Ehrlich les decía a los oficiales de las SS que le llevaría unas horas y luego simplemente pasaba el tiempo moviéndose por el bosque.
“Fue entonces cuando vio la abeja”, dijo Safdie. “Así que Ronnie y yo ampliamos un poco la historia. No encontró una abeja, encontró un panal abandonado. Pero en verdad él se untó la miel por el cuerpo y la compartió, como nutrientes, con sus compañeros prisioneros. Para nosotros fue una historia muy hermosa porque creo que habla del compañerismo y de la unidad comunitaria. Y de cómo los judíos, particularmente durante el Holocausto, se unieron para sobrevivir”.
Bronstein y Safdie describen a Marty Supreme como una historia de “experiencia judía”.

“Eso fue lo que nos atrajo de este mundo, de esta historia y de este período de tiempo, este momento de la generación silenciosa, en particular de los judíos estadounidenses que estaban lejos del conflicto”, reconoció Safdie. “Mi abuela, que cuando tenía 10 años vio en la ciudad de Nueva York a Hitler invadiendo París, le preguntó a su madre: ‘¿Después va a venir aquí?’ Había cierta distancia, pero una conexión total con el pueblo nómada en todo el mundo, el pueblo judío”.
Ese miedo se manifestó en una especie de “ansiedad generalizada” que existe en ella hasta el día de hoy.

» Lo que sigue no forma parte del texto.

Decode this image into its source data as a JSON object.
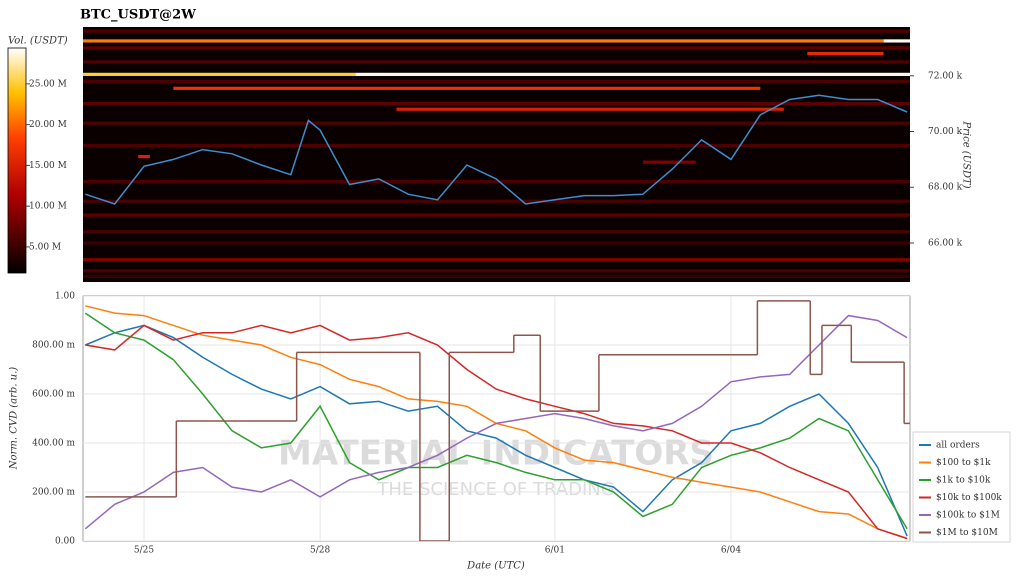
{
  "chart_data": [
    {
      "type": "heatmap",
      "title": "BTC_USDT@2W",
      "y_label": "Price (USDT)",
      "xlim": [
        -1.04,
        13.05
      ],
      "ylim": [
        64600,
        73750
      ],
      "yticks": [
        {
          "value": 66000,
          "label": "66.00 k"
        },
        {
          "value": 68000,
          "label": "68.00 k"
        },
        {
          "value": 70000,
          "label": "70.00 k"
        },
        {
          "value": 72000,
          "label": "72.00 k"
        }
      ],
      "colorbar": {
        "title": "Vol. (USDT)",
        "clim": [
          1800000,
          29400000
        ],
        "ticks": [
          {
            "value": 5000000,
            "label": "5.00 M"
          },
          {
            "value": 10000000,
            "label": "10.00 M"
          },
          {
            "value": 15000000,
            "label": "15.00 M"
          },
          {
            "value": 20000000,
            "label": "20.00 M"
          },
          {
            "value": 25000000,
            "label": "25.00 M"
          }
        ]
      },
      "levels": [
        {
          "price": 73600,
          "x0": -1.04,
          "x1": 13.05,
          "volume": 6000000
        },
        {
          "price": 73250,
          "x0": -1.04,
          "x1": 12.6,
          "volume": 21000000
        },
        {
          "price": 73250,
          "x0": 12.6,
          "x1": 13.05,
          "volume": 29000000
        },
        {
          "price": 73000,
          "x0": -1.04,
          "x1": 13.05,
          "volume": 7000000
        },
        {
          "price": 72800,
          "x0": 11.3,
          "x1": 12.6,
          "volume": 16000000
        },
        {
          "price": 72500,
          "x0": -1.04,
          "x1": 13.05,
          "volume": 6000000
        },
        {
          "price": 72050,
          "x0": -1.04,
          "x1": 3.6,
          "volume": 25000000
        },
        {
          "price": 72050,
          "x0": 3.6,
          "x1": 13.05,
          "volume": 29000000
        },
        {
          "price": 71800,
          "x0": -1.04,
          "x1": 13.05,
          "volume": 6000000
        },
        {
          "price": 71550,
          "x0": 0.5,
          "x1": 10.5,
          "volume": 17000000
        },
        {
          "price": 71000,
          "x0": -1.04,
          "x1": 13.05,
          "volume": 7000000
        },
        {
          "price": 70800,
          "x0": 4.3,
          "x1": 10.9,
          "volume": 15000000
        },
        {
          "price": 70300,
          "x0": -1.04,
          "x1": 13.05,
          "volume": 6000000
        },
        {
          "price": 69500,
          "x0": -1.04,
          "x1": 13.05,
          "volume": 6000000
        },
        {
          "price": 69100,
          "x0": -0.1,
          "x1": 0.1,
          "volume": 15000000
        },
        {
          "price": 68900,
          "x0": 8.5,
          "x1": 9.4,
          "volume": 9000000
        },
        {
          "price": 68200,
          "x0": -1.04,
          "x1": 13.05,
          "volume": 6000000
        },
        {
          "price": 67500,
          "x0": -1.04,
          "x1": 13.05,
          "volume": 6000000
        },
        {
          "price": 67000,
          "x0": -1.04,
          "x1": 13.05,
          "volume": 7000000
        },
        {
          "price": 66400,
          "x0": -1.04,
          "x1": 13.05,
          "volume": 6000000
        },
        {
          "price": 66000,
          "x0": -1.04,
          "x1": 13.05,
          "volume": 5000000
        },
        {
          "price": 65400,
          "x0": -1.04,
          "x1": 13.05,
          "volume": 9000000
        },
        {
          "price": 65000,
          "x0": -1.04,
          "x1": 13.05,
          "volume": 6000000
        },
        {
          "price": 64800,
          "x0": -1.04,
          "x1": 13.05,
          "volume": 5000000
        }
      ],
      "line": {
        "color": "#3a8fd0",
        "x": [
          -1,
          -0.5,
          0,
          0.5,
          1,
          1.5,
          2,
          2.5,
          2.8,
          3,
          3.5,
          4,
          4.5,
          5,
          5.5,
          6,
          6.5,
          7,
          7.5,
          8,
          8.5,
          9,
          9.5,
          10,
          10.5,
          11,
          11.5,
          12,
          12.5,
          13
        ],
        "values": [
          67750,
          67400,
          68750,
          69000,
          69350,
          69200,
          68800,
          68450,
          70400,
          70050,
          68100,
          68300,
          67750,
          67550,
          68800,
          68300,
          67400,
          67550,
          67700,
          67700,
          67750,
          68650,
          69700,
          69000,
          70600,
          71150,
          71300,
          71150,
          71150,
          70700
        ]
      }
    },
    {
      "type": "line",
      "x_label": "Date (UTC)",
      "y_label": "Norm. CVD (arb. u.)",
      "xlim": [
        -1.04,
        13.05
      ],
      "ylim": [
        0,
        1
      ],
      "xticks": [
        {
          "value": 0,
          "label": "5/25"
        },
        {
          "value": 3,
          "label": "5/28"
        },
        {
          "value": 7,
          "label": "6/01"
        },
        {
          "value": 10,
          "label": "6/04"
        }
      ],
      "yticks": [
        {
          "value": 0,
          "label": "0.00"
        },
        {
          "value": 0.2,
          "label": "200.00 m"
        },
        {
          "value": 0.4,
          "label": "400.00 m"
        },
        {
          "value": 0.6,
          "label": "600.00 m"
        },
        {
          "value": 0.8,
          "label": "800.00 m"
        },
        {
          "value": 1,
          "label": "1.00"
        }
      ],
      "grid": true,
      "legend": "right",
      "watermark": [
        "MATERIAL INDICATORS",
        "THE SCIENCE OF TRADING"
      ],
      "x": [
        -1,
        -0.5,
        0,
        0.5,
        1,
        1.5,
        2,
        2.5,
        3,
        3.5,
        4,
        4.5,
        5,
        5.5,
        6,
        6.5,
        7,
        7.5,
        8,
        8.5,
        9,
        9.5,
        10,
        10.5,
        11,
        11.5,
        12,
        12.5,
        13
      ],
      "series": [
        {
          "name": "all orders",
          "color": "#1f77b4",
          "values": [
            0.8,
            0.85,
            0.88,
            0.83,
            0.75,
            0.68,
            0.62,
            0.58,
            0.63,
            0.56,
            0.57,
            0.53,
            0.55,
            0.45,
            0.42,
            0.35,
            0.3,
            0.25,
            0.22,
            0.12,
            0.25,
            0.32,
            0.45,
            0.48,
            0.55,
            0.6,
            0.48,
            0.3,
            0.02
          ]
        },
        {
          "name": "$100 to $1k",
          "color": "#ff7f0e",
          "values": [
            0.96,
            0.93,
            0.92,
            0.88,
            0.84,
            0.82,
            0.8,
            0.75,
            0.72,
            0.66,
            0.63,
            0.58,
            0.57,
            0.55,
            0.48,
            0.45,
            0.38,
            0.33,
            0.32,
            0.29,
            0.26,
            0.24,
            0.22,
            0.2,
            0.16,
            0.12,
            0.11,
            0.05,
            0.01
          ]
        },
        {
          "name": "$1k to $10k",
          "color": "#2ca02c",
          "values": [
            0.93,
            0.85,
            0.82,
            0.74,
            0.6,
            0.45,
            0.38,
            0.4,
            0.55,
            0.32,
            0.25,
            0.3,
            0.3,
            0.35,
            0.32,
            0.28,
            0.25,
            0.25,
            0.2,
            0.1,
            0.15,
            0.3,
            0.35,
            0.38,
            0.42,
            0.5,
            0.45,
            0.25,
            0.05
          ]
        },
        {
          "name": "$10k to $100k",
          "color": "#d62728",
          "values": [
            0.8,
            0.78,
            0.88,
            0.82,
            0.85,
            0.85,
            0.88,
            0.85,
            0.88,
            0.82,
            0.83,
            0.85,
            0.8,
            0.7,
            0.62,
            0.58,
            0.55,
            0.52,
            0.48,
            0.47,
            0.45,
            0.4,
            0.4,
            0.36,
            0.3,
            0.25,
            0.2,
            0.05,
            0.01
          ]
        },
        {
          "name": "$100k to $1M",
          "color": "#9467bd",
          "values": [
            0.05,
            0.15,
            0.2,
            0.28,
            0.3,
            0.22,
            0.2,
            0.25,
            0.18,
            0.25,
            0.28,
            0.3,
            0.35,
            0.42,
            0.48,
            0.5,
            0.52,
            0.5,
            0.47,
            0.45,
            0.48,
            0.55,
            0.65,
            0.67,
            0.68,
            0.8,
            0.92,
            0.9,
            0.83
          ]
        },
        {
          "name": "$1M to $10M",
          "color": "#8c564b",
          "step": "post",
          "x": [
            -1,
            0.55,
            2.6,
            4.7,
            5.2,
            6.3,
            6.75,
            7.75,
            10.45,
            11.35,
            11.55,
            12.05,
            12.95
          ],
          "values": [
            0.18,
            0.49,
            0.77,
            0,
            0.77,
            0.84,
            0.53,
            0.76,
            0.98,
            0.68,
            0.88,
            0.73,
            0.48
          ]
        }
      ]
    }
  ]
}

“Implica comprender que el mundo entero puede hacer la vista gorda ante una experiencia colectiva del Holocausto, o ignorar colectivamente la ingenuidad colectiva sobre lo que estaba sucediendo a un tipo muy específico de personas. Eso se remonta a un contexto mucho más sutil, a la Edad Media”.
Ese nivel de ansiedad es un cimiento en la vida de Marty, dijo Safdie.
“Pero la perseverancia, la supervivencia del Holocausto para un judío, en la posguerra, cuando Ronnie y yo escribimos desde la perspectiva de un personaje en su entorno actual, todo lo que podemos hacer es investigar lo más posible y aplicarnos desde un punto de vista emocional para ver el mundo a través de ese personaje. Entender cómo es ser un joven que era demasiado joven para combatir en la guerra, pero que vio a su pueblo sobrevivir, crea algo”.
“Fue el primer momento en la cultura judía asimilada en el que se vio el concepto de lo que el orgullo judío siquiera podía ser, porque había una sensación de: ‘Oh, sobrevivimos’. Por lo tanto, hay una sensación de estar… pavoneándose un poco. No pavoneándose, sino orgullosos”.
El tráiler de la película ya ha generado comentarios positivos entre el público judío. Chalamet tiene varias escenas en las que lleva un collar con una Estrella de David.
La activista e influencer Naz Hashem dijo en su Instagram: “Es un guiño a la identidad judía de Reisman, y resuena aún más sabiendo que la madre de Chalamet es judía. Un recordatorio sutil pero poderoso del orgullo tejido en esta historia de tenacidad, talento y herencia”.